Nathan Coley, ‘I Don’t Have Another Land’, 2022, presented by The Page Gallery

I Don’t Have Another Land‘ is a text work composed of lightbulbs, aluminium and scaffolding based on the use of existing phrases that come from overheard conversations, song lyrics, news reports, books and other found texts. ‘I Dont Have Another Land’ was a piece of graffiti Coley found on a wall in Jerusalem in the early 2000s. The phrases used in his text work take on new meaning in each place they’re exhibited.

The images above represent ‘Shovel‘ and ‘Sand‘ two sculptures out of three works by Brazilian artist Juliana Cerqueira Leite featuring at Regent’s Park this year. These three sculptures are part of the series ‘Repetitive Movements That Make and Unmake the World’, that include drawings and sculptures focusing on commonplace actions, such as tying shoelaces or turning the pages of a book. The artist turns these movement sequences into precise choreographies which are captured in line drawings that resemble anatomical structures. The two repetitive actions we see translated into sculpture here are digging with a shovel and the sanding of a wall.

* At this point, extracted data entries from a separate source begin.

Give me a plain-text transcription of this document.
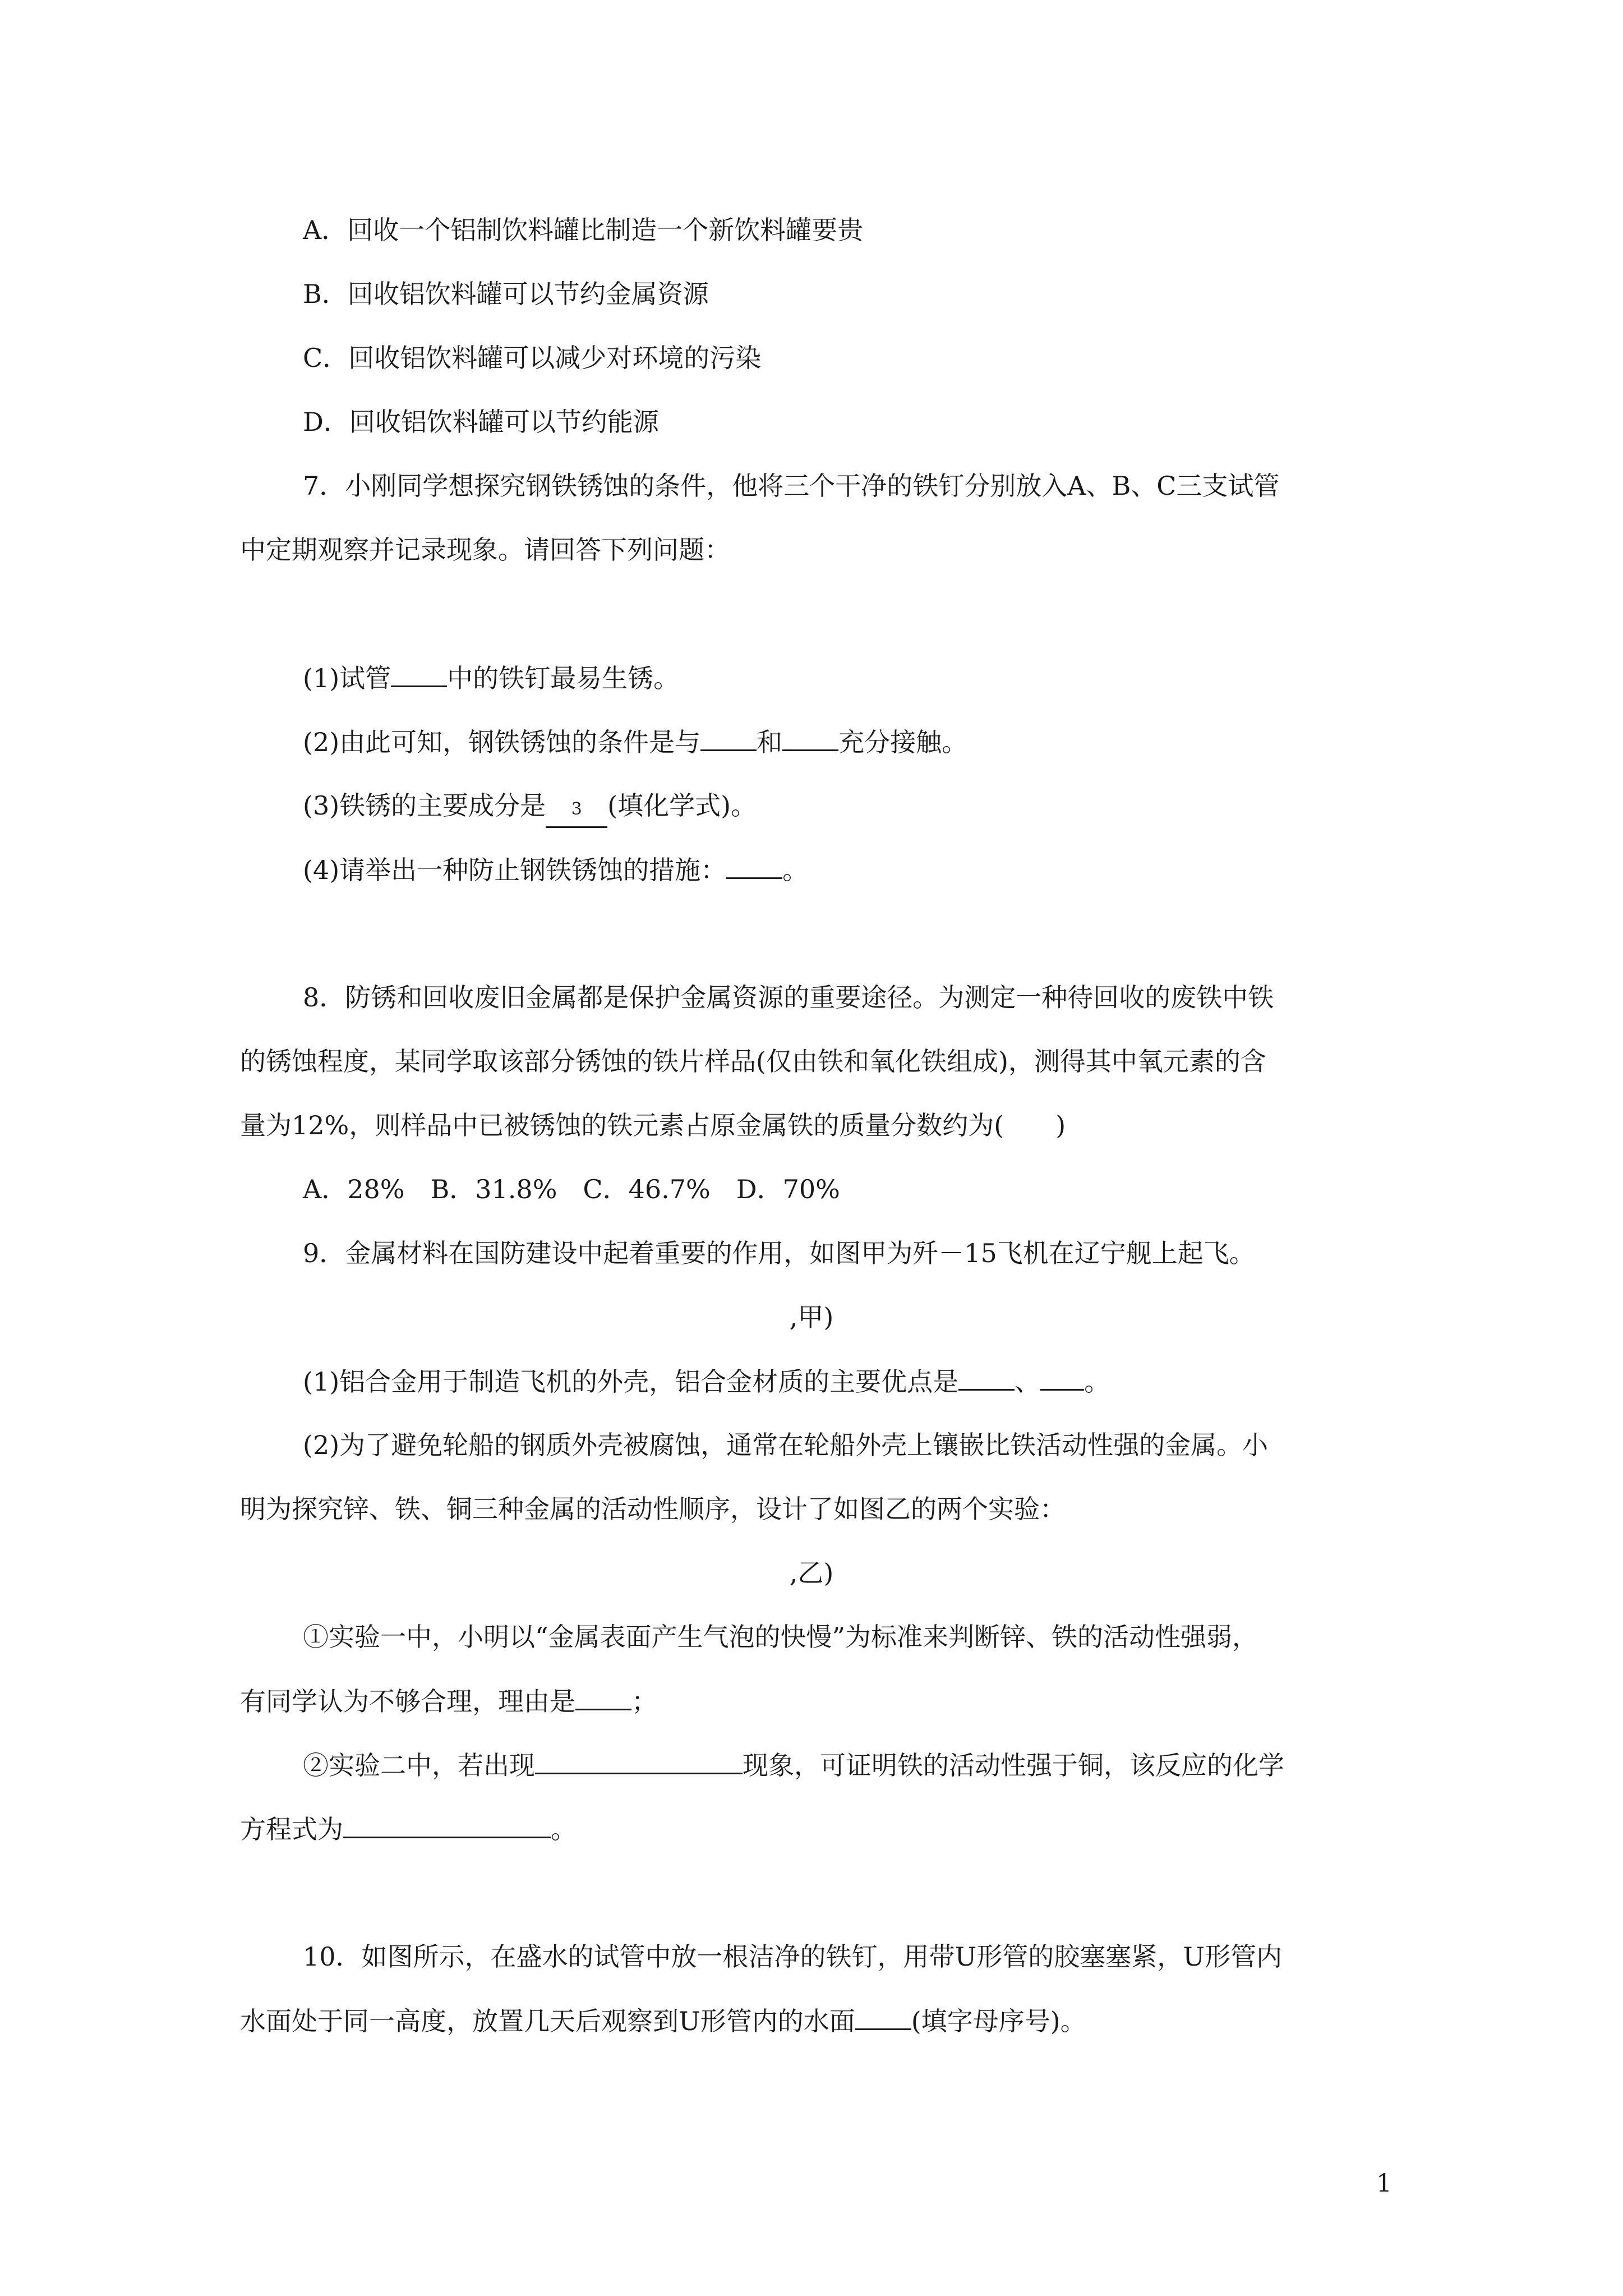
A．回收一个铝制饮料罐比制造一个新饮料罐要贵
B．回收铝饮料罐可以节约金属资源
C．回收铝饮料罐可以减少对环境的污染
D．回收铝饮料罐可以节约能源
7．小刚同学想探究钢铁锈蚀的条件，他将三个干净的铁钉分别放入A、B、C三支试管
中定期观察并记录现象。请回答下列问题：
(1)试管 中的铁钉最易生锈。
(2)由此可知，钢铁锈蚀的条件是与 和 充分接触。
(3)铁锈的主要成分是 3 (填化学式)。
(4)请举出一种防止钢铁锈蚀的措施： 。
8．防锈和回收废旧金属都是保护金属资源的重要途径。为测定一种待回收的废铁中铁
的锈蚀程度，某同学取该部分锈蚀的铁片样品(仅由铁和氧化铁组成)，测得其中氧元素的含
量为12%，则样品中已被锈蚀的铁元素占原金属铁的质量分数约为(　　)
A．28%　B．31.8%　C．46.7%　D．70%
9．金属材料在国防建设中起着重要的作用，如图甲为歼－15飞机在辽宁舰上起飞。
,甲)
(1)铝合金用于制造飞机的外壳，铝合金材质的主要优点是 、 。
(2)为了避免轮船的钢质外壳被腐蚀，通常在轮船外壳上镶嵌比铁活动性强的金属。小
明为探究锌、铁、铜三种金属的活动性顺序，设计了如图乙的两个实验：
,乙)
①实验一中，小明以“金属表面产生气泡的快慢”为标准来判断锌、铁的活动性强弱，
有同学认为不够合理，理由是 ；
②实验二中，若出现	现象，可证明铁的活动性强于铜，该反应的化学
方程式为	。
10．如图所示，在盛水的试管中放一根洁净的铁钉，用带U形管的胶塞塞紧，U形管内
水面处于同一高度，放置几天后观察到U形管内的水面 (填字母序号)。
1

Leonora Carrington, The Dancer (El Bailarín), 2011 Presented by rossogranada 

One final word about Leonora Carrington‘s The Dancer. This late-career bronze by the pioneering surrealist is a highlight of this year’s free display in The Regent’s Park. The Dancer depicts an otherworldly archetypal mythical creature in a dancing posture, deriving from one of her earlier paintings of the 1950s, specifically the 1954 painting titled Figuras Míticas, Dancer II.